Paleography and Pamplona — a project overview

paleography2.jpg Hi, I’m Lu Ann Homza from W & M’s Department of History.  I’m the “director” of this research project & should probably explain why Eric, Amanda, and Kim are blogging about Pamplona, the deciphering of old handwriting [called paleography] and the Inquisition. My current book project centers on the last great witch-hunt in Spain between 1609-14; for the last three years, I’ve been working in three archives in Pamplona which hold relevant sources for that project. On my last trip in May 2008, I suddenly thought how fabulous it would be to drag some undergraduates to Pamplona, too: the archives are mostly empty, the archival staff mostly appears to be under the age of 25, and crucially, the manuscripts therein are a goldmine for anyone interested in early modern Spanish history.

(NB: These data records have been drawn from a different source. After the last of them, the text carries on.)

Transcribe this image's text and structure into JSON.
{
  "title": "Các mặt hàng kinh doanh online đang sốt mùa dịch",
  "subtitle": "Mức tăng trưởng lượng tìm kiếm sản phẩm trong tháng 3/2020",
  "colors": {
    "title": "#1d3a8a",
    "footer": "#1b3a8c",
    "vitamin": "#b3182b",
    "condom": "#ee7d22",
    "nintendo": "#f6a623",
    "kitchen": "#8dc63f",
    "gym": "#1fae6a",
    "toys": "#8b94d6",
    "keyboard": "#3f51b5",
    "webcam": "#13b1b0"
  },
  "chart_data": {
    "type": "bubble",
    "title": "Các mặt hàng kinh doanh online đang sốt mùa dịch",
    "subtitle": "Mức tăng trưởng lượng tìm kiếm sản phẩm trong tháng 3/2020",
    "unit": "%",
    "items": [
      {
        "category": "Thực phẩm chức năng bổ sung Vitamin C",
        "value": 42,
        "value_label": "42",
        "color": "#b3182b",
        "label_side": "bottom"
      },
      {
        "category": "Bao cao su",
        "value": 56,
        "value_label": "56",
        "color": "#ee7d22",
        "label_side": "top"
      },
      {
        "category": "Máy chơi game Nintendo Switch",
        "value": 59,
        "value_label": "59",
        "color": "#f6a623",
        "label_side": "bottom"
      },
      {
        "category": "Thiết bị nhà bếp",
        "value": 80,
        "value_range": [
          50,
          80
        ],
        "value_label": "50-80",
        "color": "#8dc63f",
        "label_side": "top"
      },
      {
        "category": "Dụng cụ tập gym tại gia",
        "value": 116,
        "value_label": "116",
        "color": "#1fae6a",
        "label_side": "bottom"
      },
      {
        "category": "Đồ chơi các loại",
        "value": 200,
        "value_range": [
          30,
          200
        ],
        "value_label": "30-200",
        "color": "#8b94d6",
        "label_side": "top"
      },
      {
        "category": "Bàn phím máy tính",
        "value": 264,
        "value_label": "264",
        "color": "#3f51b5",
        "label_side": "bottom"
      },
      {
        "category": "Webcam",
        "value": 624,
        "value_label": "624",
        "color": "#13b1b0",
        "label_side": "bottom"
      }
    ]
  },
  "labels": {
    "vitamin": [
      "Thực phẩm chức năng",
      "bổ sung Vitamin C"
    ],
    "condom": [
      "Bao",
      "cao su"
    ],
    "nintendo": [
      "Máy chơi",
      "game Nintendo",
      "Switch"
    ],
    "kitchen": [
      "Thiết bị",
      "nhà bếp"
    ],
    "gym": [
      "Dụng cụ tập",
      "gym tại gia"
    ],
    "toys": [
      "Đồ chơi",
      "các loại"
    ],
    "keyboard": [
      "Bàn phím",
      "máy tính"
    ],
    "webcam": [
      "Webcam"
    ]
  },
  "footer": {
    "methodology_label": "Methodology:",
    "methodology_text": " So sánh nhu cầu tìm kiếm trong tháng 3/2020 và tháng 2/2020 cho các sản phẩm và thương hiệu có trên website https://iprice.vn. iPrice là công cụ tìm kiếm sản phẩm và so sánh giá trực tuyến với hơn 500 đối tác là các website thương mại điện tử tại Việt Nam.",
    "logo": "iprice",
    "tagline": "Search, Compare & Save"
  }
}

I then recalled Eric, Amanda, and Kim: all three had been in my Spanish Golden Age class in Spring ’08. Eric was working on a potential honors project involving a Spanish bishop from the sixteenth century. Kim and Amanda were interested in such matters as the Spanish navy, women, and religious culture (not all clustered together, though.) All three were exceptionally good readers and writers, and they all spoke and read Spanish. I consequently wrote and asked if they’d be interested in a trip over Spring Break ’09. They said they were, and so here we are, learning how to read handwriting from the period 1540-1650, and waiting to see whether the Mellon Foundation will fund this experiment. Once Amanda, Eric, and Kim know that they can read the sources, the next question is what sort of texts they will find to analyze: court cases from the viceroy’s judical system, court cases from the bishop’s judical system, censors’ reports about contraband books on British ships, testimony from suspected witches or their accusers, and so on. The aim is to find a source, describe its contents, contextualize it, and assess its methodological and theoretical implications. These students will be presenting their findings on campus on March 28, 2009, at the first Medieval and Renaissance Studies Symposium on Undergraduate Research.